Just as I feared, the further I read into the volume, selected and translated by Michael Hamburger, the less I like the poems. The lyrical richness of the first two books seems to dry up into obsession repetitions in the third.

My favorite in Mohn und Gedachtnis, or Poppy and Remembrance, (1952) is the heartbreaking "Your hand full of hours."

Your hand full of hours, you came to me--and I said:
Your hair is not brown.
So you lifted it lightly on to the scales of grief; it weighed more than I . . .

On ships they come to you and make it their cargo, then put it on sale in the markets of lust--
You smile at me from the depth, I weep at you from the scale that stays light.
I weep: Your hair is not brown, they offer brine from the sea and you give them curls . . .
You whisper: They're filling the world with me now, in your heart Im a hollow way still!
You say: Lay the leafage of years beside you--it's time you came closer and kissed me!

The leafage of years is brown, your hair is not brown.

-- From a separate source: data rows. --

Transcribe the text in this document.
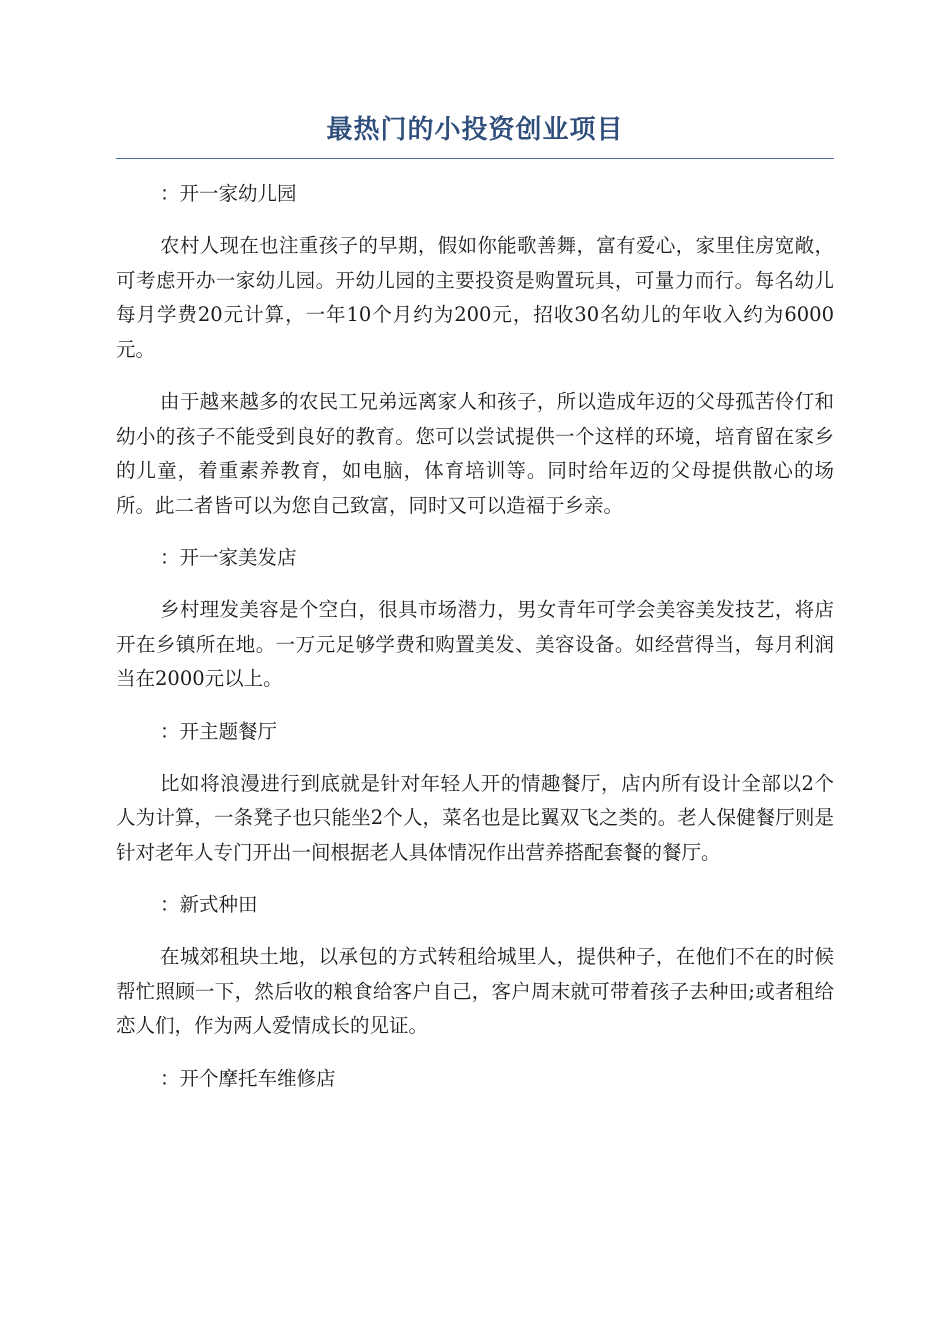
最热门的小投资创业项目

：开一家幼儿园

农村人现在也注重孩子的早期，假如你能歌善舞，富有爱心，家里住房宽敞，可考虑开办一家幼儿园。开幼儿园的主要投资是购置玩具，可量力而行。每名幼儿每月学费20元计算，一年10个月约为200元，招收30名幼儿的年收入约为6000元。

由于越来越多的农民工兄弟远离家人和孩子，所以造成年迈的父母孤苦伶仃和幼小的孩子不能受到良好的教育。您可以尝试提供一个这样的环境，培育留在家乡的儿童，着重素养教育，如电脑，体育培训等。同时给年迈的父母提供散心的场所。此二者皆可以为您自己致富，同时又可以造福于乡亲。

：开一家美发店

乡村理发美容是个空白，很具市场潜力，男女青年可学会美容美发技艺，将店开在乡镇所在地。一万元足够学费和购置美发、美容设备。如经营得当，每月利润当在2000元以上。

：开主题餐厅

比如将浪漫进行到底就是针对年轻人开的情趣餐厅，店内所有设计全部以2个人为计算，一条凳子也只能坐2个人，菜名也是比翼双飞之类的。老人保健餐厅则是针对老年人专门开出一间根据老人具体情况作出营养搭配套餐的餐厅。

：新式种田

在城郊租块土地，以承包的方式转租给城里人，提供种子，在他们不在的时候帮忙照顾一下，然后收的粮食给客户自己，客户周末就可带着孩子去种田;或者租给恋人们，作为两人爱情成长的见证。

：开个摩托车维修店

From Von Schwelle zu Schwelle, From Threshold to Threshold, (1955), I am particularly moved by "In Front of a Candle," and the simple exactness of "With a Variable Key."

With a variable key
you unlock the house in which
drifts the snow of that left unspoken.
Always what key you choose
depends on the blood that spurts
from your eye or your mouth or your ear.

You vary the key, you vary the word
that is free to drift with the flakes.
What snowball will form around the word
depends on the wind that rebuffs you.